Do sieci kin Helios trafiło „47 roninów”. Obraz debiutanta Carla Rinisha zapowiadany był jako wypełnione akcją kino przygodowe z japońskimi samurajami i Keanu Reavesem w roli głównej. Gratka dla fanów produkcji z Kraju Kwitnącej Wiśni? Nie do końca…
Film Rinisha przedstawia hollywoodzką wizję jednej z najważniejszych japońskich opowieści o zemście. Historia 47 roninów opowiada o honorze i męstwie, która dokonała się w 1703 roku. Wówczas grupa bezpańskich samurajów w krwawy sposób pomściła swojego władcę, który padł ofiarą zdrady. Opowieść ta była fundamentem zdarzeń, które oglądać możemy w filmie z Keanu Reevesem. I choć zarówno ów szkielet, jak i główny bohater wydają się z pozoru wyśmienite, to całość nie zachwyca.
Powodów tej porażki jest kilka. Pierwszy – najważniejszy – to osoba reżysera. „47 roninów” to debiut Carla Rinscha na dużym ekranie. Filmowiec popełnił mnóstwo błędów nowicjusza, co odbija się na wielu płaszczyznach. Reżyser ewidentnie nie mógł odnaleźć się w temacie samurajów i Japonii, przez co tak ważny dla takich produkcji klimat został zatracony. Rinsch nie poradził sobie także z prowadzeniem narracji i ze stopniowaniem napięcia. W efekcie poszczególne sceny nie zostały sensownie połączone i wyglądają jak zlepek oderwanych od siebie fragmentów, efektownych, lecz nie tworzących w żaden sposób całości.

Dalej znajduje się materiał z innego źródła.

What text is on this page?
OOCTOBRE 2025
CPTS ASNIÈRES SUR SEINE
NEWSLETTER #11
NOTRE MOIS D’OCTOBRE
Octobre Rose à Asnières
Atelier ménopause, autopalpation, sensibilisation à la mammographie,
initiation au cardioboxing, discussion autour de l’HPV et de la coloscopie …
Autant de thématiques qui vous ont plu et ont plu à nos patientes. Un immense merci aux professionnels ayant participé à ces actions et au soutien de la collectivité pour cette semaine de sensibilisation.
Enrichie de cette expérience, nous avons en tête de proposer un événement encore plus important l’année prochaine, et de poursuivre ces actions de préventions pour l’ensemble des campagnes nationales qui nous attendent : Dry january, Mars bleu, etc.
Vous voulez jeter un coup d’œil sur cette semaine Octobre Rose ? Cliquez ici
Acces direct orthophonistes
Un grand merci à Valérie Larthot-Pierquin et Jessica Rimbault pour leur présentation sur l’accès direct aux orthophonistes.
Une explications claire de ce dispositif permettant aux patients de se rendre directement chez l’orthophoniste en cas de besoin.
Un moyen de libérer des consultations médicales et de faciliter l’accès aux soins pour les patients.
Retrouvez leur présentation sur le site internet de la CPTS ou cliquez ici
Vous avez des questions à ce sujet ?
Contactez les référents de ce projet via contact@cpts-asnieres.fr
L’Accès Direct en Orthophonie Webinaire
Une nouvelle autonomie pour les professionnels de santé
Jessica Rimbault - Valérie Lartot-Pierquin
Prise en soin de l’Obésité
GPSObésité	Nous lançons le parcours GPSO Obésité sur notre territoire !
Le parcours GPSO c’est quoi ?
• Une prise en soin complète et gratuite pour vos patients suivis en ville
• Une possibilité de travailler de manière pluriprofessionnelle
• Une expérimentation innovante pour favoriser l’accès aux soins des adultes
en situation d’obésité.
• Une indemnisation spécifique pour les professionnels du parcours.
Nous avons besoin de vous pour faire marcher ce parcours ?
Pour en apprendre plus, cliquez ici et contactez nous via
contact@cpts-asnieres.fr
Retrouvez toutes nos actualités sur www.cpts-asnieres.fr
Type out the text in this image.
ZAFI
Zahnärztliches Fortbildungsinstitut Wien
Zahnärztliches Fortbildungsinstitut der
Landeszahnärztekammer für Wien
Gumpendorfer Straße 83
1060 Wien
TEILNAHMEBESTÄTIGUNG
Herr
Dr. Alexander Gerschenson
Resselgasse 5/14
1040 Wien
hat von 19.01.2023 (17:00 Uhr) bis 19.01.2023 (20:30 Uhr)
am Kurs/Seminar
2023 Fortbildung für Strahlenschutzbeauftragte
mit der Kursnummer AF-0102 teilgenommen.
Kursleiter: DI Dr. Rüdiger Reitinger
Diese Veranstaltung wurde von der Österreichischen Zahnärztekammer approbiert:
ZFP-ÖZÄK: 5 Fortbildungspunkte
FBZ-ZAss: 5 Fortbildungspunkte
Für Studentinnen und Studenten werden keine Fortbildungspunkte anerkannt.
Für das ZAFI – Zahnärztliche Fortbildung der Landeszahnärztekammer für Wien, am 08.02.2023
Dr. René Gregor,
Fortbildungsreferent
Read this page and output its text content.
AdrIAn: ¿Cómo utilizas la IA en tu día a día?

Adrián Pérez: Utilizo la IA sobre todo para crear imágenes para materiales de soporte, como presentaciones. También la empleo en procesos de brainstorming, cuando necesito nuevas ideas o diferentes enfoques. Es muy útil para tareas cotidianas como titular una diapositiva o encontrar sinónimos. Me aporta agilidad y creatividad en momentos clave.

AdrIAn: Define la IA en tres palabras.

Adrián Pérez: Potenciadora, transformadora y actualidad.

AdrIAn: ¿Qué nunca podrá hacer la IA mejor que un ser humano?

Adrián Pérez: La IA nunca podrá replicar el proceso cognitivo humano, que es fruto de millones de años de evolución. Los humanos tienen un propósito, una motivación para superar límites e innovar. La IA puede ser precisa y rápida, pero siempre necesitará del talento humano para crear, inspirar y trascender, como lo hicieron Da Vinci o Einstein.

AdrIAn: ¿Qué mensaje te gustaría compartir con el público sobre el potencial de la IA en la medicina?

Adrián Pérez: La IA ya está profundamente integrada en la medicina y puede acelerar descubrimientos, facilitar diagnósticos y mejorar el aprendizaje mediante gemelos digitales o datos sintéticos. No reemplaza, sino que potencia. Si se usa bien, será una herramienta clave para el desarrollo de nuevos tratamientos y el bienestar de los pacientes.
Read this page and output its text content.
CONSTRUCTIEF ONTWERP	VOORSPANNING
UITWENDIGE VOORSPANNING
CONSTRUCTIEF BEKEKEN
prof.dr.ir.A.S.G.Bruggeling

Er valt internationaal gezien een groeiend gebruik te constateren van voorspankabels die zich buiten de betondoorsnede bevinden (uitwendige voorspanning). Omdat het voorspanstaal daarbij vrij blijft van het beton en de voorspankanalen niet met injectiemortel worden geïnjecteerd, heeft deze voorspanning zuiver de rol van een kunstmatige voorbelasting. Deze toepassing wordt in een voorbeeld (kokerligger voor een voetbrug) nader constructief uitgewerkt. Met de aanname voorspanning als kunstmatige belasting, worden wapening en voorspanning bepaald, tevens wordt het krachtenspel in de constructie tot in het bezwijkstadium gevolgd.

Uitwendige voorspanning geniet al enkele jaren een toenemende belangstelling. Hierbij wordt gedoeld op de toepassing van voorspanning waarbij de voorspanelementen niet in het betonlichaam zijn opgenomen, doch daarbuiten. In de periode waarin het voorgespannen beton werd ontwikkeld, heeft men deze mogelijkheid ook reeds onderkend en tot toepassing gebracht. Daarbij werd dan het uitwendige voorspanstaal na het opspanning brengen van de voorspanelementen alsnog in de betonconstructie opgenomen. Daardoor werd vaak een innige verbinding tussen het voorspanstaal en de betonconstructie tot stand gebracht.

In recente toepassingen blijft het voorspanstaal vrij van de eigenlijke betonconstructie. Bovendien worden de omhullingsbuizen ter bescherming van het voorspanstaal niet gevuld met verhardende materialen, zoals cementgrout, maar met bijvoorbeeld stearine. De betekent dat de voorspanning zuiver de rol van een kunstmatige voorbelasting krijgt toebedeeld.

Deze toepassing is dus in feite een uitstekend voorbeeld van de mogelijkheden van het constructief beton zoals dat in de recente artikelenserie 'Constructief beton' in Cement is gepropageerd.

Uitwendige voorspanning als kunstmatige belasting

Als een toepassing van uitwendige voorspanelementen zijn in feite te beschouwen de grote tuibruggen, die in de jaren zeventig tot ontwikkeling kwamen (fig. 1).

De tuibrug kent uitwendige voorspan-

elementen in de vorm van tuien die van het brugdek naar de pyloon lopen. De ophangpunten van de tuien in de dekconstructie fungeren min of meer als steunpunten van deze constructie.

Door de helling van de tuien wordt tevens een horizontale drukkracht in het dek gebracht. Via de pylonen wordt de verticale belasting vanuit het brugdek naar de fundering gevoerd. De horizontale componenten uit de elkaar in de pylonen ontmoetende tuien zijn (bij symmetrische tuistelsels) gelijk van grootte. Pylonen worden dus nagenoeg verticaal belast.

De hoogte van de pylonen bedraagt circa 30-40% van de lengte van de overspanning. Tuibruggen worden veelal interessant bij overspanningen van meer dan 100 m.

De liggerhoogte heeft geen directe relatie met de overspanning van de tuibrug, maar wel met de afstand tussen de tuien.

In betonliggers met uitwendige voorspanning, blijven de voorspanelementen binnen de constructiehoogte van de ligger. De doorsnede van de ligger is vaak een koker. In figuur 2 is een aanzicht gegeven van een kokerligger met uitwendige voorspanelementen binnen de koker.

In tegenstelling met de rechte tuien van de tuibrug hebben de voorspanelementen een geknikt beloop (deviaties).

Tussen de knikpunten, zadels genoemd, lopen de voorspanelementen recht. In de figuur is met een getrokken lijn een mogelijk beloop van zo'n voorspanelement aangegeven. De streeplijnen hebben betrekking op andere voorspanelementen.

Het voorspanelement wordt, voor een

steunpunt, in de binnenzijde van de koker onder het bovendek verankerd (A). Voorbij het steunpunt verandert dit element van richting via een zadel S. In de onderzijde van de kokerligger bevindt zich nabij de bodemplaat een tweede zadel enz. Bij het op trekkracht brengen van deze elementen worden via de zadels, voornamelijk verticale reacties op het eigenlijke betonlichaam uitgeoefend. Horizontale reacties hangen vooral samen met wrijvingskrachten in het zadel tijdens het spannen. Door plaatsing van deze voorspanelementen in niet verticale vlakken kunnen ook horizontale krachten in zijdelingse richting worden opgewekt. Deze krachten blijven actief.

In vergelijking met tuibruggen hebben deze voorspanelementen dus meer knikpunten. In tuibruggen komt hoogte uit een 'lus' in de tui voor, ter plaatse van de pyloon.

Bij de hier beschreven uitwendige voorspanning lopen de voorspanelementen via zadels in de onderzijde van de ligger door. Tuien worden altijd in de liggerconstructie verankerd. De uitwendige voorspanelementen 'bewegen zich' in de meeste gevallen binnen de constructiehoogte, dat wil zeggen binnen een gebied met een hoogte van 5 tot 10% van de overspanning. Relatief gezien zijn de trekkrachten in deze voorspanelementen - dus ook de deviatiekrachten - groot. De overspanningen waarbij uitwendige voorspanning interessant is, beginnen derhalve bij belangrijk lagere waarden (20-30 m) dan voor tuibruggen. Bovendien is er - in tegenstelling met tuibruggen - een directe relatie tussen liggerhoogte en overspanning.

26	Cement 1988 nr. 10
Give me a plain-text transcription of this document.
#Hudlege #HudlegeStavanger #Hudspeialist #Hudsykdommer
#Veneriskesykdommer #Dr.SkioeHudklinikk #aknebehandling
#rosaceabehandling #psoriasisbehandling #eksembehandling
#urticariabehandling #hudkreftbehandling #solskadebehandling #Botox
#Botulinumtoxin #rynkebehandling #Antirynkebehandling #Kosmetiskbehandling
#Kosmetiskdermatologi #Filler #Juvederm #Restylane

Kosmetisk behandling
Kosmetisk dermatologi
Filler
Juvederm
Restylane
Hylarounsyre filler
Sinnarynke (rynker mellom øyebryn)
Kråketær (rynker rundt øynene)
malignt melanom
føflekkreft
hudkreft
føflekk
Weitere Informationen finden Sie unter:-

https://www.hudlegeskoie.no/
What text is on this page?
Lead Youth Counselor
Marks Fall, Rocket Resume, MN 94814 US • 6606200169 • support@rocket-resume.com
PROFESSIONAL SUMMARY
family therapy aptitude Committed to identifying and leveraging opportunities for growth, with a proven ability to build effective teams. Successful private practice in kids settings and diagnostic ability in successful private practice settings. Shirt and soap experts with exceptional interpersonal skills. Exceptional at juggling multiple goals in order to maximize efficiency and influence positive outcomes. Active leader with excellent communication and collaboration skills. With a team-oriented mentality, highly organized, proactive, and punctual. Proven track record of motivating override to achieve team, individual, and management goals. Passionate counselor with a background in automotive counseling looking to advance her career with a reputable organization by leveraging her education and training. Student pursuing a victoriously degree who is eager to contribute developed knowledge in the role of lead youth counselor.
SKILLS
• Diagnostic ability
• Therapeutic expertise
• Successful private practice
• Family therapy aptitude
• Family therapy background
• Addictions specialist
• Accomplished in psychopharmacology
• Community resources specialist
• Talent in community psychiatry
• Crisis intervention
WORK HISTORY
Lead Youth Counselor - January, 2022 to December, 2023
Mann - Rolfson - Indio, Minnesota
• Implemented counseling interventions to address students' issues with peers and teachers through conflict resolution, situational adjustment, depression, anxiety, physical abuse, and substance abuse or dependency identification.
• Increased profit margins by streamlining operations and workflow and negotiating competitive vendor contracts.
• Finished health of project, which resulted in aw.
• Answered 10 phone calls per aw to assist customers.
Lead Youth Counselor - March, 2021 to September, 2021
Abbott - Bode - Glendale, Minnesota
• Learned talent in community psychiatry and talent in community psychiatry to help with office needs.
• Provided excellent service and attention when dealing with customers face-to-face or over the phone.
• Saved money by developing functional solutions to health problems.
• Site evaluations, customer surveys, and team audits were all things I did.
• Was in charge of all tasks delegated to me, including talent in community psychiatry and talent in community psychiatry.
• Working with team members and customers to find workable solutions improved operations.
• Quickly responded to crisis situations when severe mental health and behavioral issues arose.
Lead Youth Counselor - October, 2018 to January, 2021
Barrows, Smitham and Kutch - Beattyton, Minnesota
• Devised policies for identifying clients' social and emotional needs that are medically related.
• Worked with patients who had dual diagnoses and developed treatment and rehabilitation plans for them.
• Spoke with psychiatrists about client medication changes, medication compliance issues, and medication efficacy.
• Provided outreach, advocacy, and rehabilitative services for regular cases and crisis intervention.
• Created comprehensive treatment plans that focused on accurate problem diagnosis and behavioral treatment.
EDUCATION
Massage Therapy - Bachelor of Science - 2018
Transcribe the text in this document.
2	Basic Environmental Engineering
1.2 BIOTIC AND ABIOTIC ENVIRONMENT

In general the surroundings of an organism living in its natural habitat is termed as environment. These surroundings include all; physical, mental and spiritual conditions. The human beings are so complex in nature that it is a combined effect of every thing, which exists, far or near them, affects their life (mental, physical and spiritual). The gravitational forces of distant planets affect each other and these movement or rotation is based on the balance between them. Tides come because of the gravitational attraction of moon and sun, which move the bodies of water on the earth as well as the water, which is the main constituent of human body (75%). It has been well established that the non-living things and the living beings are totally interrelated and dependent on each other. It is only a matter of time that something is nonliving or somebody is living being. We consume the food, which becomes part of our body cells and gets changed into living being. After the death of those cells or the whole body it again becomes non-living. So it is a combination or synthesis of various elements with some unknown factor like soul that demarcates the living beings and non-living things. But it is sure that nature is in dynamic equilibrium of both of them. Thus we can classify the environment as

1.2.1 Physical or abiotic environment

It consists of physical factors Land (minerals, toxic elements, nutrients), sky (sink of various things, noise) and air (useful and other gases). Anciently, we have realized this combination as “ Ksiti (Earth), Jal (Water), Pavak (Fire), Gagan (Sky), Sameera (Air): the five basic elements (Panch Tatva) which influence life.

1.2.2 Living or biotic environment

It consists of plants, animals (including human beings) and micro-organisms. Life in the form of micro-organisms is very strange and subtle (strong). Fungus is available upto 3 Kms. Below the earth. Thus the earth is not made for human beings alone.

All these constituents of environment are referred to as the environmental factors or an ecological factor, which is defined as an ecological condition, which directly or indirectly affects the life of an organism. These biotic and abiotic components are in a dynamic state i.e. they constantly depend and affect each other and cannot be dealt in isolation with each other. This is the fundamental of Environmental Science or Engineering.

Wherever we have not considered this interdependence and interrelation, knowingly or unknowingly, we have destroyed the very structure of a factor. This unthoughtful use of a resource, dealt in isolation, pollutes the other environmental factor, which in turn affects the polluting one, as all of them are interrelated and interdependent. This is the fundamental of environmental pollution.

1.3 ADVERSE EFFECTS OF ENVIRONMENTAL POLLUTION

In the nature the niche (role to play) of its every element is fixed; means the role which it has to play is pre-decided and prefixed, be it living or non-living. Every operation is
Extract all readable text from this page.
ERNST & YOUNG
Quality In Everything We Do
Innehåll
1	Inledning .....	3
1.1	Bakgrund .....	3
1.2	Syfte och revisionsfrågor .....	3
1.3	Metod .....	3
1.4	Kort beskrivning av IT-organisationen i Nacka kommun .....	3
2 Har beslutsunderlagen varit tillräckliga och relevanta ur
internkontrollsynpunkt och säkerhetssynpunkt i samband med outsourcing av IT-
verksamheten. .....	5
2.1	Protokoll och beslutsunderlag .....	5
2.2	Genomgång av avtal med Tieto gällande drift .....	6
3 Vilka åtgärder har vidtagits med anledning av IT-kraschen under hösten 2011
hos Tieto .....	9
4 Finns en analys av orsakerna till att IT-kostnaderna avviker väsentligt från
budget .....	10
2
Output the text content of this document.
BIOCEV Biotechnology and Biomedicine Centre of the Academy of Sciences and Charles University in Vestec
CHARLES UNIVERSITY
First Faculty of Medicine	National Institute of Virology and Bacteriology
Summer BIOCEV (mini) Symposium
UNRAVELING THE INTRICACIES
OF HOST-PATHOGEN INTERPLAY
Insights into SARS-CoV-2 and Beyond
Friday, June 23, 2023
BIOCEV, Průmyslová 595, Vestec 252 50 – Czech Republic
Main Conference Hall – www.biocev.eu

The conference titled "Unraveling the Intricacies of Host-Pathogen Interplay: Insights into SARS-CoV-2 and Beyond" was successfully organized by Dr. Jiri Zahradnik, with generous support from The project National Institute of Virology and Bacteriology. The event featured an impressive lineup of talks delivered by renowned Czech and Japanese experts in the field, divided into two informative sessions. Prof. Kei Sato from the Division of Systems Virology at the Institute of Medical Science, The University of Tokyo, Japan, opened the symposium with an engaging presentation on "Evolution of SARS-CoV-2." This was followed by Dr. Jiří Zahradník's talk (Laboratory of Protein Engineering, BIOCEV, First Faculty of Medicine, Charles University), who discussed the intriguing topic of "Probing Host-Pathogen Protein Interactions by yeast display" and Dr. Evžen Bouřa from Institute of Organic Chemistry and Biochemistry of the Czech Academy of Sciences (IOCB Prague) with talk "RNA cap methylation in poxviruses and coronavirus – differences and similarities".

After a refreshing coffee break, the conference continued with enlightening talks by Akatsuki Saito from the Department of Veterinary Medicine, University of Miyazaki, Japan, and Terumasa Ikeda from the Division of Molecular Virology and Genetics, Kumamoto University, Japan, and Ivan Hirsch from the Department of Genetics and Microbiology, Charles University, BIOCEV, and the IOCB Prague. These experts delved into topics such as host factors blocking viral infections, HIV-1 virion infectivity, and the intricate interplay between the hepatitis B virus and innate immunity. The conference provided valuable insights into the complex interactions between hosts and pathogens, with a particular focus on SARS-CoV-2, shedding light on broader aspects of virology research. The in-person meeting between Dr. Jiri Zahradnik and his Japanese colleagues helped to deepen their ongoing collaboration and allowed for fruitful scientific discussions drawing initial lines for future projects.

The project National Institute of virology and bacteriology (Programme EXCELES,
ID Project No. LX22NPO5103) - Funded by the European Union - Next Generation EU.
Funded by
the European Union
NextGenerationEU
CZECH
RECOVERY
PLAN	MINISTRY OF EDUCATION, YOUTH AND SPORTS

Nie wyszedł także wątek miłosny pomiędzy Kaiem (Keanu Reeves) a jego ukochaną. W tej wykreowanej na zakazaną relacji brakuje pikanterii, pasji i – co ważniejsze – wiarygodności. Reżyser postanowił zmieszać ze sobą zbyt wiele gatunków. W filmie pojawiają się elementy horroru, kina fantasy i dramatu w otoczce filmu przygodowego. Zdaje się, że Rinsch chciał przyciągnąć do kin zarówno fanów „Harrego Pottera”, „Hobbita”, jak i Bruce’a Lee.
Na domiar złego, w oczy kłuje gra aktorska. Japońscy aktorzy mówiący łamanym angielskim nie dziwią – Amerykanie nie lubią czytać w kinie – lecz mizerna gra Keanu Reevesa już tak. Aktor dał popis gry aktorskiej opartej na jednej minie. Gwiazdor odtworzył swoją postać zamiast ją wykreować. Kai w wykonaniu Reevesa był wyjątkowo niewiarygodny, a sam aktor sprawiał wrażenie nieobecnego.
Elementem, który ratuje „47 roninów” są efekty specjalne. I choć daleko im do graficznych wodotrysków z „Hobbita”, to i tak mogą się podobać. Świetne są natomiast sceny batalistyczne.
„47 roninów” nie jest filmem tragicznym. To obraz, który pomimo wszelkich wad może się podobać – szczególnie fanom kina „B”. Żal tylko zmarnowanego potencjału, który bez wątpienia tkwi w historii roninów.